Poster Presentation The 13th International Congress of the Immunology of Diabetes Society 2013

Preclinical xenotransplantation of genetically altered porcine neonatal islet cell clusters that express human CD55 and CD59 and Gal KO prevent thrombosis are a step closer to cure type 1 diabetes. (#157)

Wayne J Hawthorne 1 2 , Peta Phillips 1 , Evelyn Salvaris 3 , Joanne Hawkes 1 , David Liuwantara 1 , Simon Robson 4 , Andrew Lew 5 , Jamie Brady 5 , Mark Nottle 6 , Tony d'Apice 3 , Peter Cowan 3 , Philip O'Connell 1 2
  1. CTRR, Westmead Millennium Institute, Westmead , NSW, Australia
  2. University of Sydney, Westmead Hospital, Westmead, NSW, Australia
  3. Immunology, St Vincents Hospital, Melbourne, VIC, Australia
  4. Beth Israel Deaconess Medical Centre, Harvard Medical School, Boston, Mas, USA
  5. Walter and Eliza Hall Institute, Melbourne, VIC, Australia
  6. University of Adelaide, Adelaide, SA, Australia

Deletion of galactose-a1,3-galactose (Gal) and/or transgenic expression of human complement regulatory proteins have been shown to prolong the survival of vascularised xenografts, but the combined effect of these modifications on islet xenograft survival is unknown.

Aim: We examined the fate of wild type (WT) and combined effect of removal of Gal and expression of human CD55 and CD59 porcine neonatal islet cell clusters (NICC), and determined the potential of these NICC to avoid hyperacute rejection when transplanted intraportally into baboons.

Method: 1-5 day old wild type (WT) or transgenic (GTKO/CD55-CD59-HT) piglets were used as islet donors. Recipient baboons received by intraportal infusion 10,000 IEQ/kg of either wild type (n=4) or GTKO/CD55-CD59-HT (n=5) NICC. Graft function was evaluated in the immediate transplant period and at one month. Recipients of WT grafts received heparin but no immunosuppression and those with GTKO/CD55-CD59-HT grafts received heparin, ATG induction with tacrolimus and mycophenolate mofetil.

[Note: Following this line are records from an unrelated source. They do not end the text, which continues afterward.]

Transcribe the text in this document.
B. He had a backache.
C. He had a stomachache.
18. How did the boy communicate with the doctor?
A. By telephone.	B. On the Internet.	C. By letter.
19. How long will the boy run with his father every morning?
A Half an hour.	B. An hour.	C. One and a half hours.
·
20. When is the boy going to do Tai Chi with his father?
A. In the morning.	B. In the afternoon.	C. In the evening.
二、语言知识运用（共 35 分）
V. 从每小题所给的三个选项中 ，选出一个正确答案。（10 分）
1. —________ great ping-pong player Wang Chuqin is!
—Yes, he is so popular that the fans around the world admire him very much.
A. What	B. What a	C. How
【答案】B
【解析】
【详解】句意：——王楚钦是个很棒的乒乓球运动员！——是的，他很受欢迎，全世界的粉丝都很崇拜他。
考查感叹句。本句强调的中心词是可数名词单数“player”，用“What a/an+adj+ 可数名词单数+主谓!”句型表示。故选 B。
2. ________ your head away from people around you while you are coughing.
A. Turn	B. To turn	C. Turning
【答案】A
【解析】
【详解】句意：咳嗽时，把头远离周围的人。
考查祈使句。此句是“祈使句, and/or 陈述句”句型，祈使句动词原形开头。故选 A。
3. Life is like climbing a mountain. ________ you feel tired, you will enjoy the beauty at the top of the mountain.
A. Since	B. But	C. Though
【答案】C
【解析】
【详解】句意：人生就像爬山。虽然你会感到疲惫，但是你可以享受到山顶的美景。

Results: Within the first 12 hours of transplantation, WT NICC showed widespread thrombosis with substantial neutrophil and mononuclear cell infiltrate. There were transient decreases in systemic platelet counts and fibrinogen levels and increased D-dimer levels. In contrast, GTKO/CD55-CD59-HT NICC exhibited no signs of early thrombosis nor infiltrate, and platelet counts, D-dimer and fibrinogen levels were unchanged from baseline within the early transplant period. Histological assessment of GTKO/CD55-CD59-HT NICC grafts at one month revealed T and B cell infiltrates although insulin, glucagon and somatostatin positive cells were still present in all grafts.

Conclusion: Wild type porcine NICCs initiate a rapid innate immune response with immediate thrombosis and rapid destruction of NICC grafts. Removal of Gal and expression of human CD55 and CD59 in the setting of immune suppressive therapy prevents early thrombotic destruction of NICC, but T cell-mediated rejection remains a barrier to long-term islet xenograft survival.